Paul’s style throughout Galatians is great. He has been a servant of Jesus Christ for years but still writes with such passion and urgency as if he is just coming back from meeting Christ on the way to Damascus. He knows what is at stake with the churches in Galatia who have fallen prey to false teachers and have subsequently turned from the gospel, and in so doing, have turned from the one who has called them.
He make God’s grace an emphasis of the letter–that God has called us, that Christ gave himself for our sins, that he has delivered us, and that any work that is required of us has been accomplished, therefore our works can not contribute to our being saved. He emphasizes grace through and through. Sometimes it is bold and confrontational as he challenges these churches, like when he quickly jumps into the meat of the letter with words like “I am astonished that you are so quickly deserting him who called you in the grace of Christ” or when he calls them “fools” for now trying to bring in some sort of works righteousness into a gospel of grace.
But sometimes his lifting up of God’s grace, his movement to us and for us when we cannot merit it, is more subtle. It sounds almost offhanded in 4:9. Paul writes about the difference between where we all once were, enslaved to false gods, compared to being heirs of God. He writes, “But now that you have come to know God, or rather be known by God, how can you turn back again to the weak and worthless elementary principles of the world, who slaves you want to be once more?”
I love this verse. We are reminded even in knowing God that he has initiated. He is the one who has begun all things and he is also the one who has done all things for us. We have not come to know God, but to be known by him. How humbling is the verse, and for that matter, this whole book? We can never measure up to God nor can we ever merit his love. But he has called us by name, he has made us his own. Because of the death of Jesus Christ we can be freed from slavery to false gods and embrace the free grace of God.
Or: An exercise in imagination to help see the importance of Paul’s letter
Imagine if you will:
Paul has come your way through the region of Galatia, and you think you understood what he has taught. But he wasn’t the only one who has come talking about Jesus, and what Jesus’ life, death, and resurrection mean for us.
Some of what Paul said sounded radical, such as complete dependence on God’s grace, not on what we do. But others came along to you adding to his teaching.
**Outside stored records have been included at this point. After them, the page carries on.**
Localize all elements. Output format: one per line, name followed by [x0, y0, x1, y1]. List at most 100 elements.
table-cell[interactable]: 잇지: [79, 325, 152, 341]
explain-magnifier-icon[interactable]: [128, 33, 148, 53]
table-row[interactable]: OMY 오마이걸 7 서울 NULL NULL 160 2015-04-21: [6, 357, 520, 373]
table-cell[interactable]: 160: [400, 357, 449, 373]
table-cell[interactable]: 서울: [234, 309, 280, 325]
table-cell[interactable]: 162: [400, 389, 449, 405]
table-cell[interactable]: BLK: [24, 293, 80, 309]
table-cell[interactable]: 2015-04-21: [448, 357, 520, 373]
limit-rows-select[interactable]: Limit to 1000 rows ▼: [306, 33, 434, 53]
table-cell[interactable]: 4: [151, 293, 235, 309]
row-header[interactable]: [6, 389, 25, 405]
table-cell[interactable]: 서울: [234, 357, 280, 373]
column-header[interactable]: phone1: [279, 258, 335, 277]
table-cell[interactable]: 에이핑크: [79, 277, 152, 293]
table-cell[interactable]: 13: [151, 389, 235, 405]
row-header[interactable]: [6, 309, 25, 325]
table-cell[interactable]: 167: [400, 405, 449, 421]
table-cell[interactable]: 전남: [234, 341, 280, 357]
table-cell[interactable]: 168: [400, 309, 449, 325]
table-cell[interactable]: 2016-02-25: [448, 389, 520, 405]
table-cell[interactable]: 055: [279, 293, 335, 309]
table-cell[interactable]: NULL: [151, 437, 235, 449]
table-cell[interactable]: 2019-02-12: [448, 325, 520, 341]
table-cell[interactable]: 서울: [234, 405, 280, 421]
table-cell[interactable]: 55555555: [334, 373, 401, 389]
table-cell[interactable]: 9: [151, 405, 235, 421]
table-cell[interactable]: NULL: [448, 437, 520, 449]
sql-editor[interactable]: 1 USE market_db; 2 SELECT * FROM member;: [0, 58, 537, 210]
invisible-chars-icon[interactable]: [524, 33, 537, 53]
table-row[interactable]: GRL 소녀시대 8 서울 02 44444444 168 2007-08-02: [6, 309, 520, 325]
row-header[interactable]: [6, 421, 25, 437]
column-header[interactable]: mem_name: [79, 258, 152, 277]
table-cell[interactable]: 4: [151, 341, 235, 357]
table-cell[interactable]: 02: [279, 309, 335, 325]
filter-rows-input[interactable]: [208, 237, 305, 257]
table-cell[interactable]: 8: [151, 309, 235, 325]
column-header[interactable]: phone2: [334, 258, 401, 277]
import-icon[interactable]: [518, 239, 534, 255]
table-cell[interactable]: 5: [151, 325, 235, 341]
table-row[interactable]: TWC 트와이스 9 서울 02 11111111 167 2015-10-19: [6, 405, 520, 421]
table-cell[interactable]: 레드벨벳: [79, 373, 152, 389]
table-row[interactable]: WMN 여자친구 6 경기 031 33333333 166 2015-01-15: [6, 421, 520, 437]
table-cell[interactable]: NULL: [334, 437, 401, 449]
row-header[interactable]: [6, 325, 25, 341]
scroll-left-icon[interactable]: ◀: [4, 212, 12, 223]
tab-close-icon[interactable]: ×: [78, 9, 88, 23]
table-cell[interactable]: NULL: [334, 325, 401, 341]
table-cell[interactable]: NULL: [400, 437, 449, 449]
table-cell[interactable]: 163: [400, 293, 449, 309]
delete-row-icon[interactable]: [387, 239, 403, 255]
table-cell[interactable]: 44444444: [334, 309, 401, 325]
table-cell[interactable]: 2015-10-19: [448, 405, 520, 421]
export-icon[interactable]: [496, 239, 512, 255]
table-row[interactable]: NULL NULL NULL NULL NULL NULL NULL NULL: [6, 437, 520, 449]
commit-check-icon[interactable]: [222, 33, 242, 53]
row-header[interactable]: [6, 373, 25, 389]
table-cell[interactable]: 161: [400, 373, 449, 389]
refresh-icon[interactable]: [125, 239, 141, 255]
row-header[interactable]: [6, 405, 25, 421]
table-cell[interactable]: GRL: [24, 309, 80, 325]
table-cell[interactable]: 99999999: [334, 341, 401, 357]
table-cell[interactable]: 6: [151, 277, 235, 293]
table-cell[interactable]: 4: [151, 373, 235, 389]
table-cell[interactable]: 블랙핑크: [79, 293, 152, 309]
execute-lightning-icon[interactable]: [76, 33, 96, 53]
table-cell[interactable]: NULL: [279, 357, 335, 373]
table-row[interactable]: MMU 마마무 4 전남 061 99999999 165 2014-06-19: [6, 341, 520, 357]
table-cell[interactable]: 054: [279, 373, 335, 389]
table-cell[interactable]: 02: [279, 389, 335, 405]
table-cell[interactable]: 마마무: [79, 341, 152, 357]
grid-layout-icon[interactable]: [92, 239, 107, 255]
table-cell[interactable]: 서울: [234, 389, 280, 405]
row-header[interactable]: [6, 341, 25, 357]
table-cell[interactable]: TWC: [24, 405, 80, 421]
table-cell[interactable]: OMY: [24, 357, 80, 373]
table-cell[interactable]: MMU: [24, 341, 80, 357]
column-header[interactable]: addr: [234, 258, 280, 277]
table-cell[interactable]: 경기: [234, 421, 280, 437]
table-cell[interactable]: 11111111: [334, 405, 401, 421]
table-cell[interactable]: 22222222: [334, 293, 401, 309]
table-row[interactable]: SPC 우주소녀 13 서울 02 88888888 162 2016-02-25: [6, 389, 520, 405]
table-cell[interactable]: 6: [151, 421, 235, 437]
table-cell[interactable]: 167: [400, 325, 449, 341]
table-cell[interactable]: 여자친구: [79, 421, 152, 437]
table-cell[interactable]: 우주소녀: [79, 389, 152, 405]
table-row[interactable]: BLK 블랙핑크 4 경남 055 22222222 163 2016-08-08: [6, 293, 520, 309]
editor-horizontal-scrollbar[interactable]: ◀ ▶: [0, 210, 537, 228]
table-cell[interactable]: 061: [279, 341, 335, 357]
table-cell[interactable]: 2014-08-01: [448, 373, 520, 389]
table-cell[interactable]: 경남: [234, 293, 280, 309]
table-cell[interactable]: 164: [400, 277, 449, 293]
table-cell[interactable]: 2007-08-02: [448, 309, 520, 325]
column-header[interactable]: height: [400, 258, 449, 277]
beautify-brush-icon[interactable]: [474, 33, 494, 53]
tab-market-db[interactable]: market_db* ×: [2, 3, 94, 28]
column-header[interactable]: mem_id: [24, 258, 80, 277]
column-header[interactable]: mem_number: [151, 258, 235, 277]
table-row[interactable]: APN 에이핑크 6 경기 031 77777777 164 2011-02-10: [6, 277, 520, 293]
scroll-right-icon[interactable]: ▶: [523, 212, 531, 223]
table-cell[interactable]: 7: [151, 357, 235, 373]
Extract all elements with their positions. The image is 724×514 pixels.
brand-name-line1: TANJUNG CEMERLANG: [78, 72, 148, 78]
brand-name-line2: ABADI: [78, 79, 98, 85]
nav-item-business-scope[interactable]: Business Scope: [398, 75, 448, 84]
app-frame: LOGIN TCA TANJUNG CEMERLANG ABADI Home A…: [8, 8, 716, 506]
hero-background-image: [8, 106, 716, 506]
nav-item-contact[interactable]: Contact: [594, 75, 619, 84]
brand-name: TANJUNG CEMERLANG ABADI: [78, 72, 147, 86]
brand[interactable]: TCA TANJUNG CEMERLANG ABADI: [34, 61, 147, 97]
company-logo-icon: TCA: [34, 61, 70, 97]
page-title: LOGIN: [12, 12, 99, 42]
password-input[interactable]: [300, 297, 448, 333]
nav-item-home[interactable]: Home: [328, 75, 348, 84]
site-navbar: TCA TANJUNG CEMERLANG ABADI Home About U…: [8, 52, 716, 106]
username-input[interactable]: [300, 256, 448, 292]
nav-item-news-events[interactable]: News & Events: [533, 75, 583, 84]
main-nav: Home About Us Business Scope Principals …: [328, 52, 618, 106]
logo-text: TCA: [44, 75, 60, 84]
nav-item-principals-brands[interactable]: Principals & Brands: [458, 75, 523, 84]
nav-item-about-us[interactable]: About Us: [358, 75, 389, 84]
Yes, God is gracious, but don’t we still need to earn grace? God has given you the law, right? Shouldn’t we then follow it? Why would he give it to you if you couldn’t follow it? And if you can uphold the law, then you must.
Should we be concerned? Did Paul just emphasize some parts of the gospel and other teachers emphasized other parts? Are they teaching the same thing? They all sound pretty smart, how can I make heads or tails of this? Are they all right in some way? How should we react?